Melaleuca subalaris
- Conservation status: Least Concern (IUCN 3.1)

Scientific classification
- Kingdom: Plantae
- Clade: Embryophytes
- Clade: Tracheophytes
- Clade: Spermatophytes
- Clade: Angiosperms
- Clade: Eudicots
- Clade: Rosids
- Order: Myrtales
- Family: Myrtaceae
- Genus: Melaleuca
- Species: M. subalaris
- Binomial name: Melaleuca subalaris Barlow

= Melaleuca subalaris =

- Genus: Melaleuca
- Species: subalaris
- Authority: Barlow
- Conservation status: LC

Species of flowering plant

Melaleuca subalaris is a plant in the myrtle family, Myrtaceae, and is endemic to the south of Western Australia. It is distinguished by its small, decussate leaves and small flower heads which rarely have more than one flower in each inflorescence.

==Description==
Melaleuca subalaris is a shrub or sometimes a small tree growing to about 5 m tall with branches and leaves that are glabrous when mature. Its leaves are arranged in alternating pairs, each pair at right angles to the ones above and below (decussate) so that the leaves form four rows along the stems. Each leaf is 1.8-3.7 mm long and 0.9-1.5 mm wide, narrow oval to egg-shaped, oval in cross-section and with a blunt end.

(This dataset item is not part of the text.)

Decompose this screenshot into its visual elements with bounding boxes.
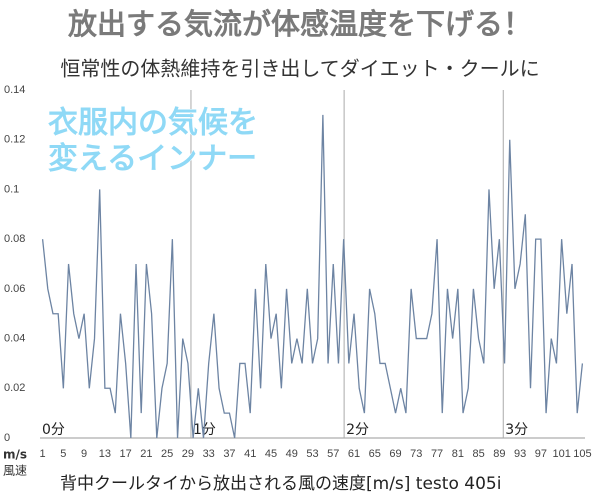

The flowers are white to pale yellow and arranged on the side branches. Sometimes there are up to 4 single flowers in a head up to 12 mm in diameter. The stamens are arranged in five bundles around the flowers and there are 8 to 18 stamens per bundle. The main flowering period is in September and October and is followed by fruit which are woody capsules 3–4 mm long forming loose clusters on the old wood.

==Taxonomy and naming==
Melaleuca subalaris was first formally described in 1988 by Bryan Barlow in Australian Systematic Botany. The specific epithet (subalaris) is from the Latin word alaris meaning "of the wing" and the prefix -sub meaning “under” referring to the flowers being in a spike rather than axillary.

==Distribution and habitat==
This melaleuca occurs in and between the Peak Charles, Zanthus and Esperance districts in the Coolgardie, Esperance Plains, Mallee biogeographic regions. It grows in clay or sandy soils on the edges of salt pans.

==Conservation==
Melaleuca subalaris is listed as not threatened by the Government of Western Australia Department of Parks and Wildlife.